Boston, MA 10/22/2013 (wallstreetpr) – Ultra Petroleum Corp. (NYSE:UPL) has announced that it is purchasing oil-producing land in Uinta Basin, Utah. The deal is expected to cost the company $650 million and is expected to close by December, 2013. Ultra will be funding the acquisition through debt. The property is already producing 4000 barrels per day from 38 wells. The asset has net risked reserves of more than 90 MMBO (Million Barrels of Oil). The company is also looking at synergies in operations as the Uinta Basin has the same geological characteristics as its asset in Pinedale. This will enable the company to apply its advanced drilling techniques in Uinta Basin. The investment has positive cash flows from the first year and will pay for itself in the next five years, according to the company’s estimates. It will generate good cash profits for the balance period. The asset will also give profitable growth even if the crude oil prices fall below the $75 range. Oil prices have remained well over $100 per barrel for the current year.
Ultra is an independent oil and gas exploration and production company.

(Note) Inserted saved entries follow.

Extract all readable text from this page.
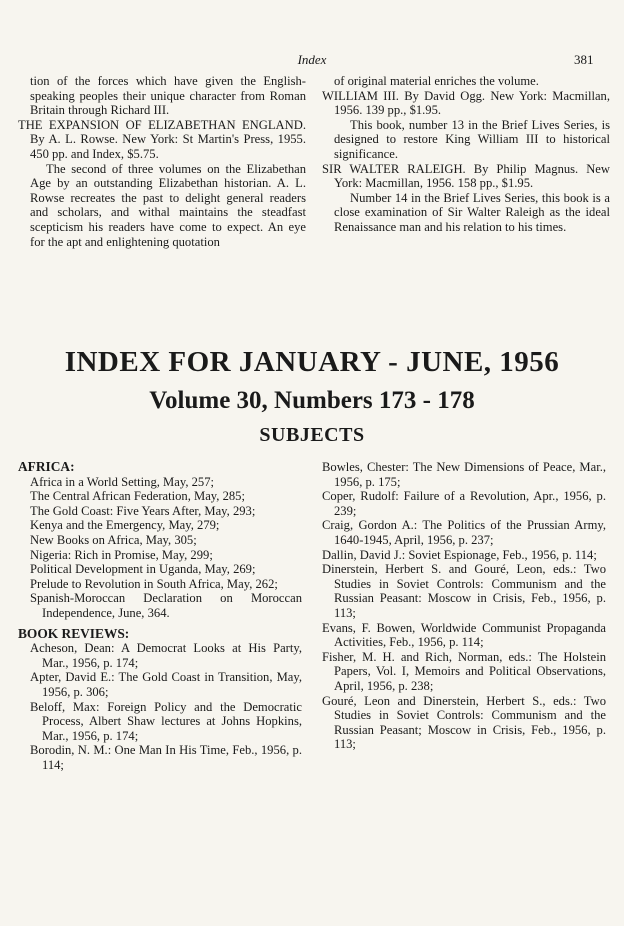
Index	381
tion of the forces which have given the English-speaking peoples their unique character from Roman Britain through Richard III.
THE EXPANSION OF ELIZABETHAN ENGLAND. By A. L. Rowse. New York: St Martin's Press, 1955. 450 pp. and Index, $5.75.
The second of three volumes on the Elizabethan Age by an outstanding Elizabethan historian. A. L. Rowse recreates the past to delight general readers and scholars, and withal maintains the steadfast scepticism his readers have come to expect. An eye for the apt and enlightening quotation
of original material enriches the volume.
WILLIAM III. By David Ogg. New York: Macmillan, 1956. 139 pp., $1.95.
This book, number 13 in the Brief Lives Series, is designed to restore King William III to historical significance.
SIR WALTER RALEIGH. By Philip Magnus. New York: Macmillan, 1956. 158 pp., $1.95.
Number 14 in the Brief Lives Series, this book is a close examination of Sir Walter Raleigh as the ideal Renaissance man and his relation to his times.
INDEX FOR JANUARY - JUNE, 1956
Volume 30, Numbers 173 - 178
SUBJECTS
AFRICA:
Africa in a World Setting, May, 257;
The Central African Federation, May, 285;
The Gold Coast: Five Years After, May, 293;
Kenya and the Emergency, May, 279;
New Books on Africa, May, 305;
Nigeria: Rich in Promise, May, 299;
Political Development in Uganda, May, 269;
Prelude to Revolution in South Africa, May, 262;
Spanish-Moroccan Declaration on Moroccan Independence, June, 364.
BOOK REVIEWS:
Acheson, Dean: A Democrat Looks at His Party, Mar., 1956, p. 174;
Apter, David E.: The Gold Coast in Transition, May, 1956, p. 306;
Beloff, Max: Foreign Policy and the Democratic Process, Albert Shaw lectures at Johns Hopkins, Mar., 1956, p. 174;
Borodin, N. M.: One Man In His Time, Feb., 1956, p. 114;
Bowles, Chester: The New Dimensions of Peace, Mar., 1956, p. 175;
Coper, Rudolf: Failure of a Revolution, Apr., 1956, p. 239;
Craig, Gordon A.: The Politics of the Prussian Army, 1640-1945, April, 1956, p. 237;
Dallin, David J.: Soviet Espionage, Feb., 1956, p. 114;
Dinerstein, Herbert S. and Gouré, Leon, eds.: Two Studies in Soviet Controls: Communism and the Russian Peasant: Moscow in Crisis, Feb., 1956, p. 113;
Evans, F. Bowen, Worldwide Communist Propaganda Activities, Feb., 1956, p. 114;
Fisher, M. H. and Rich, Norman, eds.: The Holstein Papers, Vol. I, Memoirs and Political Observations, April, 1956, p. 238;
Gouré, Leon and Dinerstein, Herbert S., eds.: Two Studies in Soviet Controls: Communism and the Russian Peasant; Moscow in Crisis, Feb., 1956, p. 113;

It has assets in Pinedale and Jonah fields in Green River Basin, and is in the process of developing Appalachian basin in Pennsylvania. It is considered to be the lowest-cost producer in the U.S. The U.S. energy consumption is decreasing but there is strong demand from other countries. Exports also yield better price realizations than domestic supplies. There is an increase in number of export terminals to cater to this demand. Advanced drilling techniques, like horizontal drilling, and hydraulic fracturing, are reducing cost of production. Natural gas is also being promoted as a substitute fuel in the transportation industry in the U.S. Ultra is on the right track to take advantage of these trends.
The stocks were trading at $20.89 per share at the end of trading on October 21, 2013.